From a distance of nearly 20 years, it is difficult to remember the mixed emotions and reactions to their arrest and sentencing. The East Timor crisis in 1999 had strained Australia’s relations with Indonesia, but the war on terrorism and the 2002 Bali bombings had brought our countries closer.

Then came the Bali arrests. The mix of politics, drugs, terrorism and the death penalty has polarized domestic discourse as the fate of Australians quickly becomes an international political issue.

The relationship between the two countries was rocked when the country’s media showed images of nine young Australians in Denpasar prison and boogie-board bagged cannabis smuggler Schapelle Corby. They all faced possible long prison sentences or even death in Bali, and when Chan and Sukumaran were executed, then prime minister Tony Abbott recalled Australia’s ambassador to Indonesia.

The situation became even more worrying after Australians learned that the Australian Federal Police had tipped off their Balinese counterparts, knowing that crime in Indonesia carried the death penalty.

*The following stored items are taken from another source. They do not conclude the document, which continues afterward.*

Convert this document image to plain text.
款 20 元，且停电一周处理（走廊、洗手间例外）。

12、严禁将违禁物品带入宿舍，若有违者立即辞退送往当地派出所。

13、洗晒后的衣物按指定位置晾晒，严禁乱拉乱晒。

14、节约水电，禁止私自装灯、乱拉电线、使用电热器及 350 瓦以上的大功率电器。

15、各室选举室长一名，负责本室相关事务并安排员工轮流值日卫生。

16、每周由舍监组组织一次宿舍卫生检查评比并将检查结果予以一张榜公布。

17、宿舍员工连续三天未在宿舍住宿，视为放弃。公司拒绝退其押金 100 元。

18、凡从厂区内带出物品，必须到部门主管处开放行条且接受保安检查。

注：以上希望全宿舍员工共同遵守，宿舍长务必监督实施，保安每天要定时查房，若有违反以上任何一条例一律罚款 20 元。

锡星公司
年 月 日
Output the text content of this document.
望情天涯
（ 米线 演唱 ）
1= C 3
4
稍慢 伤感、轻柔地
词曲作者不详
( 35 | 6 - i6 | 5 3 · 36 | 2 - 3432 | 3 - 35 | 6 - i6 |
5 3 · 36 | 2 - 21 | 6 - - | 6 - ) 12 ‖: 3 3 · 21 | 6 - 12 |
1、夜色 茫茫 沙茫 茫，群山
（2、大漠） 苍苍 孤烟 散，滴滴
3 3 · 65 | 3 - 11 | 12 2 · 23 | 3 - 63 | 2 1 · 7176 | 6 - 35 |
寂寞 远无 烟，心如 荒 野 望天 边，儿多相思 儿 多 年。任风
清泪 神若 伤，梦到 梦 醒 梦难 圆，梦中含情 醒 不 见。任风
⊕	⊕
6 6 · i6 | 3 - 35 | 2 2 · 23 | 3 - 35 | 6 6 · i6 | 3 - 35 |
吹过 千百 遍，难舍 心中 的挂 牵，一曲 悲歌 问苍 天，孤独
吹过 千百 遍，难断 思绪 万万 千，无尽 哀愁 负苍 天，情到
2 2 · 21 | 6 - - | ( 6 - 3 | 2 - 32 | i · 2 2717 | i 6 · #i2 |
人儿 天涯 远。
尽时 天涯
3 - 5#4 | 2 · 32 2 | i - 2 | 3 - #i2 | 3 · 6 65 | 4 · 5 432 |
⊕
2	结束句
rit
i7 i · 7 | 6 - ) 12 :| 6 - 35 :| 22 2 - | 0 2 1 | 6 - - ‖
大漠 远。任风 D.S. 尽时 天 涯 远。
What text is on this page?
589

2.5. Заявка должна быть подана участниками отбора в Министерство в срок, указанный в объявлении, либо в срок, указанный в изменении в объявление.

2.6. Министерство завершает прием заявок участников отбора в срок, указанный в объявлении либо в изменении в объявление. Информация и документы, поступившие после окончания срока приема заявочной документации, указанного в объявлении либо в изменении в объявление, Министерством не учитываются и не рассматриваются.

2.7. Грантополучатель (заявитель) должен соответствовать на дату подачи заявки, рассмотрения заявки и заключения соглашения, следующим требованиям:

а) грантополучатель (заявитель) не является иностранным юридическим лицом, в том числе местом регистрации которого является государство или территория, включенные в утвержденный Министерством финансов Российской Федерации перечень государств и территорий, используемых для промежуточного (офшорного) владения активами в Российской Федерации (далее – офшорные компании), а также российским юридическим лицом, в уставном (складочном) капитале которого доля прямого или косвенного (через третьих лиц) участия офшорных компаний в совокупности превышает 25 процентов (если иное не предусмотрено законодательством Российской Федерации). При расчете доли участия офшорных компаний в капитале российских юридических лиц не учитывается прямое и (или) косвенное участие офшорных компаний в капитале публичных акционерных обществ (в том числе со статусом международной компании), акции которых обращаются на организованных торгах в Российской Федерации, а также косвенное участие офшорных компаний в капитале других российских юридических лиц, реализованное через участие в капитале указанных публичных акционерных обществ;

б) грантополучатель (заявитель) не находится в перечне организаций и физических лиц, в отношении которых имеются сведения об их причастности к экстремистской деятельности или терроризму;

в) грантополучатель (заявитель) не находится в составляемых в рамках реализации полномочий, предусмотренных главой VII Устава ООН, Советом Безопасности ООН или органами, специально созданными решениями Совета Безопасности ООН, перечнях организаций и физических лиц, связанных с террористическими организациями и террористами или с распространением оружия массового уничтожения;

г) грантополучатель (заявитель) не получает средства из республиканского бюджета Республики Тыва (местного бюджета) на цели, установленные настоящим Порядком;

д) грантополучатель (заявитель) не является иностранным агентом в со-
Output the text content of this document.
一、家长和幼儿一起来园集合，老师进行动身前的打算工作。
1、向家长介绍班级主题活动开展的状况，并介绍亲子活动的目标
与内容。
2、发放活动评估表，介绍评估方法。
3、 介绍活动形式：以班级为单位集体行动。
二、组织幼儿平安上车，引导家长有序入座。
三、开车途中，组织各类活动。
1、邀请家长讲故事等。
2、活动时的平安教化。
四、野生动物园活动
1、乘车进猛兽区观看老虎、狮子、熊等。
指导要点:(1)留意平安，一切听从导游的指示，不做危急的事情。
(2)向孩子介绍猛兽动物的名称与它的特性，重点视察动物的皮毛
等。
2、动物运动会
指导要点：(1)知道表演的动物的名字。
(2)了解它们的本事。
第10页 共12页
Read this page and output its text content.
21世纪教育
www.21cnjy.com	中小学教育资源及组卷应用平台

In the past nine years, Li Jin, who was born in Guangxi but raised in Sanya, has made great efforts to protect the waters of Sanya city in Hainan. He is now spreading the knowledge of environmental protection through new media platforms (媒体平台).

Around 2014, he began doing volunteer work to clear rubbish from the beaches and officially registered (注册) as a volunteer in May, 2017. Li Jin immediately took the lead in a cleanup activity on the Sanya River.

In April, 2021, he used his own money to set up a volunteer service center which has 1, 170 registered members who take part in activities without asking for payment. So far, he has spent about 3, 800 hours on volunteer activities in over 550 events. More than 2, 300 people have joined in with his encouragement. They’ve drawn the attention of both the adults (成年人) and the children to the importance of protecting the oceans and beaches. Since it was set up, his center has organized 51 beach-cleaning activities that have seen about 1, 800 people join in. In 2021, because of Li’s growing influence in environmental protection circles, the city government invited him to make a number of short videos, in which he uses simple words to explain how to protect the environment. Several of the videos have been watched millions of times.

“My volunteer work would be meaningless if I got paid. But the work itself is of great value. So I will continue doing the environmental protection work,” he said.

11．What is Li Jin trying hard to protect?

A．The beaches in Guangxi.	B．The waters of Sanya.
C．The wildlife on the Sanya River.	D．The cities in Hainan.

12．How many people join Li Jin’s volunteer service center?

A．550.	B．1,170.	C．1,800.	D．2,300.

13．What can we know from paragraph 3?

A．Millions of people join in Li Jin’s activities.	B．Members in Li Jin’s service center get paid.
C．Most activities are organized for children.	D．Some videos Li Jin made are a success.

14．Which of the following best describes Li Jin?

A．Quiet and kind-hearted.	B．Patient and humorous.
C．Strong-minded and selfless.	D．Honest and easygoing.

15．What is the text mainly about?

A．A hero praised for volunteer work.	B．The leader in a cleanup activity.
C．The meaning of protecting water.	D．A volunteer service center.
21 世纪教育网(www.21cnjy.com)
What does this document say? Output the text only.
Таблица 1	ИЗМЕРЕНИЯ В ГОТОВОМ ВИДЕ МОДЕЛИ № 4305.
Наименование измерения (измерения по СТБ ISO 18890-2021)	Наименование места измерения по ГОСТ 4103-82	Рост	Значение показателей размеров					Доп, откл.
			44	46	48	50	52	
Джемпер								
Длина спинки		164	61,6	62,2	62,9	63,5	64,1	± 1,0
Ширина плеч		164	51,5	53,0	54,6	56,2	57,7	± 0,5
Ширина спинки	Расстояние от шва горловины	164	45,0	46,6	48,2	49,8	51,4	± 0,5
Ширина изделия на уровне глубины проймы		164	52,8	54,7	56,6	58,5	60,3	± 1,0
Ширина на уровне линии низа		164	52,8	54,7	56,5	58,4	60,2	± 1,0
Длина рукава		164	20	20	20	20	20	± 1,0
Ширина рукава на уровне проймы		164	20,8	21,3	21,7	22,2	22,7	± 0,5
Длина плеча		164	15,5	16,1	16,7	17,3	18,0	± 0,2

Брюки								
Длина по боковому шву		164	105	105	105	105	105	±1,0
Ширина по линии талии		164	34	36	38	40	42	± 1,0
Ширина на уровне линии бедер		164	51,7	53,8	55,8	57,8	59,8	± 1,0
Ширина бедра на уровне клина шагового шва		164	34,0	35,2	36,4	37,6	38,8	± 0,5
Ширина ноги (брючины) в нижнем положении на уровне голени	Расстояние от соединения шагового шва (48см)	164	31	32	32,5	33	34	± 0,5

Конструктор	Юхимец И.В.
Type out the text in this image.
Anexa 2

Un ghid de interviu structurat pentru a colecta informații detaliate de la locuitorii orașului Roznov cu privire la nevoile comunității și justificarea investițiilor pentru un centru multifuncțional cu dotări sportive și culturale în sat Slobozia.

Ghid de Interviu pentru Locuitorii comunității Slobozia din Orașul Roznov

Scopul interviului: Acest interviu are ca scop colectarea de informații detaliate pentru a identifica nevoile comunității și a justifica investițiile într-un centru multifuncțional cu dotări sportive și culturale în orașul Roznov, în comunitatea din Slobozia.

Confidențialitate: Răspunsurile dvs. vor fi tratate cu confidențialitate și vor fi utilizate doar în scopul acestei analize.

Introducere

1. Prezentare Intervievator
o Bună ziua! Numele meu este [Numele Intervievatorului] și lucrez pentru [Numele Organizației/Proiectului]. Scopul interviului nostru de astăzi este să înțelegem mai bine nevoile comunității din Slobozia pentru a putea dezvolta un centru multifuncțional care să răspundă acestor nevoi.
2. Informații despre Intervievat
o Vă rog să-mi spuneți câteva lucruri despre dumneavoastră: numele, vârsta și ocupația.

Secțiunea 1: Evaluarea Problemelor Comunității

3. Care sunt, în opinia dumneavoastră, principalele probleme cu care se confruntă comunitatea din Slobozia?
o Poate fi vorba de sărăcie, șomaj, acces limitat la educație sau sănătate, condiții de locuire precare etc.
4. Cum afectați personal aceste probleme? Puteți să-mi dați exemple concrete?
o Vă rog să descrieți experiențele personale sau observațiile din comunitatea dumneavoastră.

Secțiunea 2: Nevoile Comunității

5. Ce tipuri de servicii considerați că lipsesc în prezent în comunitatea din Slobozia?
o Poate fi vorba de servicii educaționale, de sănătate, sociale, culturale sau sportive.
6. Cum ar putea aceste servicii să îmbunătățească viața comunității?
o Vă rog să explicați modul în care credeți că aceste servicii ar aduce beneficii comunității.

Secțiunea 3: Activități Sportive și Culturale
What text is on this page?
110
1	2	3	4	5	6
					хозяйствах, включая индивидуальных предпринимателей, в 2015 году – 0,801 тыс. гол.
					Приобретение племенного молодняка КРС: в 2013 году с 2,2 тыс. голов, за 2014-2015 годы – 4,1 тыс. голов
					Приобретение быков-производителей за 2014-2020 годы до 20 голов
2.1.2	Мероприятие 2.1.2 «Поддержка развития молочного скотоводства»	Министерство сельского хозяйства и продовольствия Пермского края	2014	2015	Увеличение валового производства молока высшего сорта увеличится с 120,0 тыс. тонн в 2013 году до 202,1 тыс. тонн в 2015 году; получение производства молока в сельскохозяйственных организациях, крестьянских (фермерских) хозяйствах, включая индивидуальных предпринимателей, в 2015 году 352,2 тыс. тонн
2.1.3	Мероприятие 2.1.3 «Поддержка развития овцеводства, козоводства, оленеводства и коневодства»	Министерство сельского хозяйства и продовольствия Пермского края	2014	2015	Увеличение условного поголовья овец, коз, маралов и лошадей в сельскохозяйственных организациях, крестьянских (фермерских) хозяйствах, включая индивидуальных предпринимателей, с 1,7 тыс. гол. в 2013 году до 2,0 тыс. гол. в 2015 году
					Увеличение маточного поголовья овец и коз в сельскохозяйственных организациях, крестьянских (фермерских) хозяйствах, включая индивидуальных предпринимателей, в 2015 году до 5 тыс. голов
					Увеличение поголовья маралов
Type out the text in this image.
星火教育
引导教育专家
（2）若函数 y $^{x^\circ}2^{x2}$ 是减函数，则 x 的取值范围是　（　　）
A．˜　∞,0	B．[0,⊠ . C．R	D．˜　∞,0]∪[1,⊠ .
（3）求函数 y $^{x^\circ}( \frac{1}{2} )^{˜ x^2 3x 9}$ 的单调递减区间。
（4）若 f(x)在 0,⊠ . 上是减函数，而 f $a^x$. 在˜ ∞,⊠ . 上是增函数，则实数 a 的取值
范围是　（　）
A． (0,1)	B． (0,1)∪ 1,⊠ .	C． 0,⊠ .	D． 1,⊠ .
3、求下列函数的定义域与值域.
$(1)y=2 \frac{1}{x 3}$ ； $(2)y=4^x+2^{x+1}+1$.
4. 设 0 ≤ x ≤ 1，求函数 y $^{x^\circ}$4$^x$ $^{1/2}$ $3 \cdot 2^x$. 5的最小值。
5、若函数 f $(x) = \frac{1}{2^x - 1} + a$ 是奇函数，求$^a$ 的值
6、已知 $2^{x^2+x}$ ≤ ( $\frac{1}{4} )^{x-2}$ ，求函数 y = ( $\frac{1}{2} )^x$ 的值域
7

The debate flared up. Wouldn’t it be more humane to withhold the information until the drug couriers and their associates return to Sydney, where police can make arrests without risking these Australians facing a firing squad? Such questions were legitimately debated but not easily answered when law enforcement demanded cooperation between countries against international crimes such as terrorism and drug trafficking.